# THe HoW aND Pi oF iT………….

My son wants to solve pi.

Now we are talking. Finally some 6th grade homework I can get my fork around. Really??

That’s really too bad. It really, really is too bad. But, I think I’ve got it.

Realization number 1.

Not that kind of pie. Pi. No “e” – huh? No pecans, no whip cream? Huh, huh? Can we at least work on this after dinner – a little homework dessert if you will?

Realization number 2.

Bear and I do not think alike in the realm of math. Not at all. Not even a little bit. Not even a 3.14 little bit.

We got through the left brain/right brain communication conflict and I think I might actually understand what he means. It turns out that pi is an irrational number. No kidding. I’d say it’s irrational – wanting to be used to solve math equations – the nerve. And apparently even thinking about it can cause irrational behavior.

Realization number 3.

Being irrational has little to do with the way pi behaves (or Bear for that matter) and much more to do with the fact that pi has an infinite string of numbers following the decimal. Pi represents the relationship between the diameter and circumference of a circle. Huh? I am not clear on why you would ever need to know that, but okay. (Please don’t correct me if I got that wrong – it will send my mind in to an immediate meltdown and I still have to work on math with my first grader. She wants to learn multiplication. I have explained zero and one, but she is interested in all the other numbers. Good Heavens.)

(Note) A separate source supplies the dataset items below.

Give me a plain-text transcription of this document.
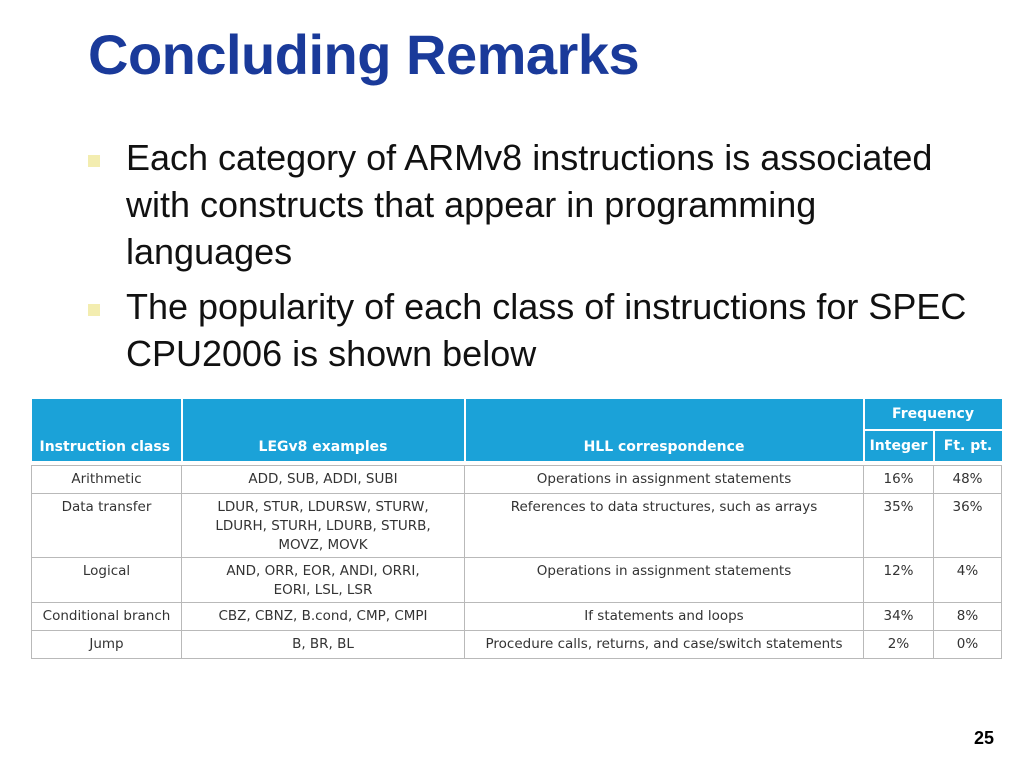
Concluding Remarks
Each category of ARMv8 instructions is associated with constructs that appear in programming languages
The popularity of each class of instructions for SPEC CPU2006 is shown below
Instruction class	LEGv8 examples	HLL correspondence	Frequency	
			Integer	Ft. pt.

Arithmetic	ADD, SUB, ADDI, SUBI	Operations in assignment statements	16%	48%
Data transfer	LDUR, STUR, LDURSW, STURW, LDURH, STURH, LDURB, STURB, MOVZ, MOVK	References to data structures, such as arrays	35%	36%
Logical	AND, ORR, EOR, ANDI, ORRI, EORI, LSL, LSR	Operations in assignment statements	12%	4%
Conditional branch	CBZ, CBNZ, B.cond, CMP, CMPI	If statements and loops	34%	8%
Jump	B, BR, BL	Procedure calls, returns, and case/switch statements	2%	0%
25
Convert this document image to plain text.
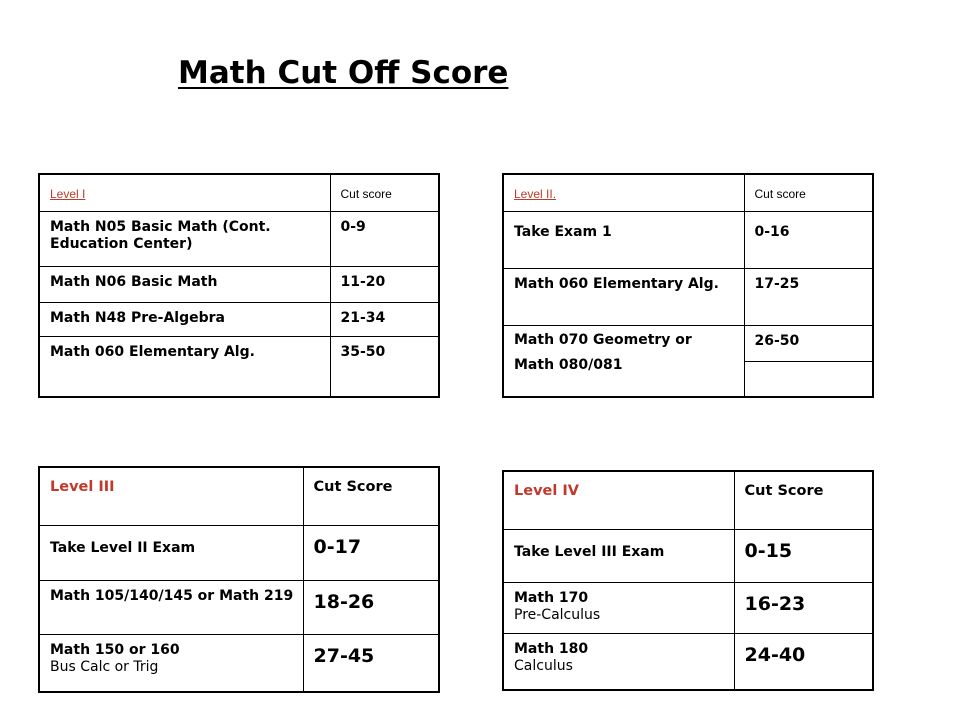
Math Cut Off Score
Level I	Cut score
Math N05 Basic Math (Cont. Education Center)	0-9
Math N06 Basic Math	11-20
Math N48 Pre-Algebra	21-34
Math 060 Elementary Alg.	35-50
Level II.	Cut score
Take Exam 1	0-16
Math 060 Elementary Alg.	17-25

Math 070 Geometry or
Math 080/081	26-50

Level III	Cut Score
Take Level II Exam	0-17
Math 105/140/145 or Math 219	18-26

Math 150 or 160
Bus Calc or Trig	27-45
Level IV	Cut Score
Take Level III Exam	0-15

Math 170
Pre-Calculus	16-23

Math 180
Calculus	24-40
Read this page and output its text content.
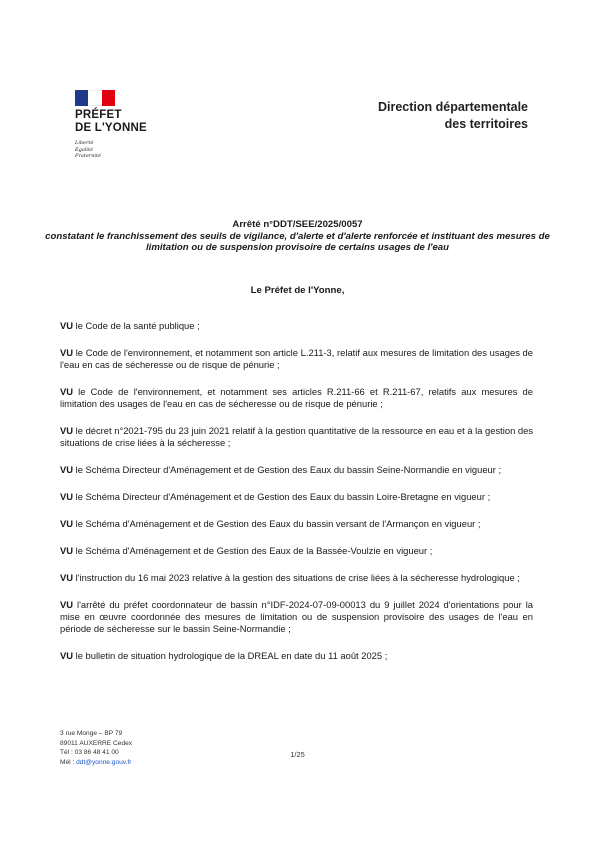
PRÉFET
DE L'YONNE
Liberté
Égalité
Fraternité
Direction départementale
des territoires
Arrêté n°DDT/SEE/2025/0057
constatant le franchissement des seuils de vigilance, d'alerte et d'alerte renforcée et instituant des mesures de limitation ou de suspension provisoire de certains usages de l'eau
Le Préfet de l'Yonne,

VU le Code de la santé publique ;

VU le Code de l'environnement, et notamment son article L.211-3, relatif aux mesures de limitation des usages de l'eau en cas de sécheresse ou de risque de pénurie ;

VU le Code de l'environnement, et notamment ses articles R.211-66 et R.211-67, relatifs aux mesures de limitation des usages de l'eau en cas de sécheresse ou de risque de pénurie ;

VU le décret n°2021-795 du 23 juin 2021 relatif à la gestion quantitative de la ressource en eau et à la gestion des situations de crise liées à la sécheresse ;

VU le Schéma Directeur d'Aménagement et de Gestion des Eaux du bassin Seine-Normandie en vigueur ;

VU le Schéma Directeur d'Aménagement et de Gestion des Eaux du bassin Loire-Bretagne en vigueur ;

VU le Schéma d'Aménagement et de Gestion des Eaux du bassin versant de l'Armançon en vigueur ;

VU le Schéma d'Aménagement et de Gestion des Eaux de la Bassée-Voulzie en vigueur ;

VU l'instruction du 16 mai 2023 relative à la gestion des situations de crise liées à la sécheresse hydrologique ;

VU l'arrêté du préfet coordonnateur de bassin n°IDF-2024-07-09-00013 du 9 juillet 2024 d'orientations pour la mise en œuvre coordonnée des mesures de limitation ou de suspension provisoire des usages de l'eau en période de sécheresse sur le bassin Seine-Normandie ;

VU le bulletin de situation hydrologique de la DREAL en date du 11 août 2025 ;

3 rue Monge – BP 79
89011 AUXERRE Cedex
Tél : 03 86 48 41 00
Mél : ddt@yonne.gouv.fr
1/25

So anypi, Bear wants to solve it. Pi is often more simply represented as 3.14 for those of us who don’t have any more toes than that to count on and because it makes it easier to actually use in calculations. See Bear, there is a reason they rounded it off. And by “they” I mean mathematicians, the romans, possibly Einstein himself – someone who knew of what they spoke. Not me – I did not make it up just to make you crazy. Promise. ( I have pictures of you as a baby – no need for pi.)

Realization number 4.

I could care less what the relationship between the circumference and diameter of a circle is. Unless you are talking about a circle in the shape of a cookie. Yummy. Or perhaps a circle in the shape of diamond earrings. Pretty. But I guess if you really must know one or the other, you can use my new friend pi to figure it out.

And finally.

By solving pi, Bear means he wants to keep dividing the circumference of any circle by the diameter of that same circle – and carry that division problem out until it actually ends. That relationship is supposed to equal pi no matter what circle you use – apparently even an oreo would work. He wants to find out what the very last number at the end of the string of numbers in pi is. Scientist have used mega computers to carry that out 1,000 places. And poor Bear is left with his mega (non) computer called mom. Seriously, this isn’t going to end well. And if you buy into the whole irrational number theory – it is never going to end. Oh goody.

Now I am off to the kitchen. I just remembered that pies come in the shape of a circle. This still might work out okay. Endless pie wouldn’t be so bad. Yeah, yeah, we just went through this pi does not equal pie. DANG it!

I always ask for a Pi serving of Pie… meaning, I get 3.14 slices!

brilliant! I will do that from now on.

Lola – I am sure I got half of this wrong. Bear is only in 6th grade – I have a long road ahead of me.

Josie – if doctors aren’t even using this kind of math, then I say we don’t need it! 😎

So funny! Ok I see where I am going to have to come for my daily dose of humor! Even I, Miss prior Math geek and physics major, have completely forgotten all this useless information. Is it really necessary to teach this anymore? Does ANYONE use this in the real world? Computers figure all this stuff out.

Oh, Ellen, I hate math so much that I couldn’t even read half of those words without getting queasy. I’m in for it if the boy doesn’t pick this stuff up in school.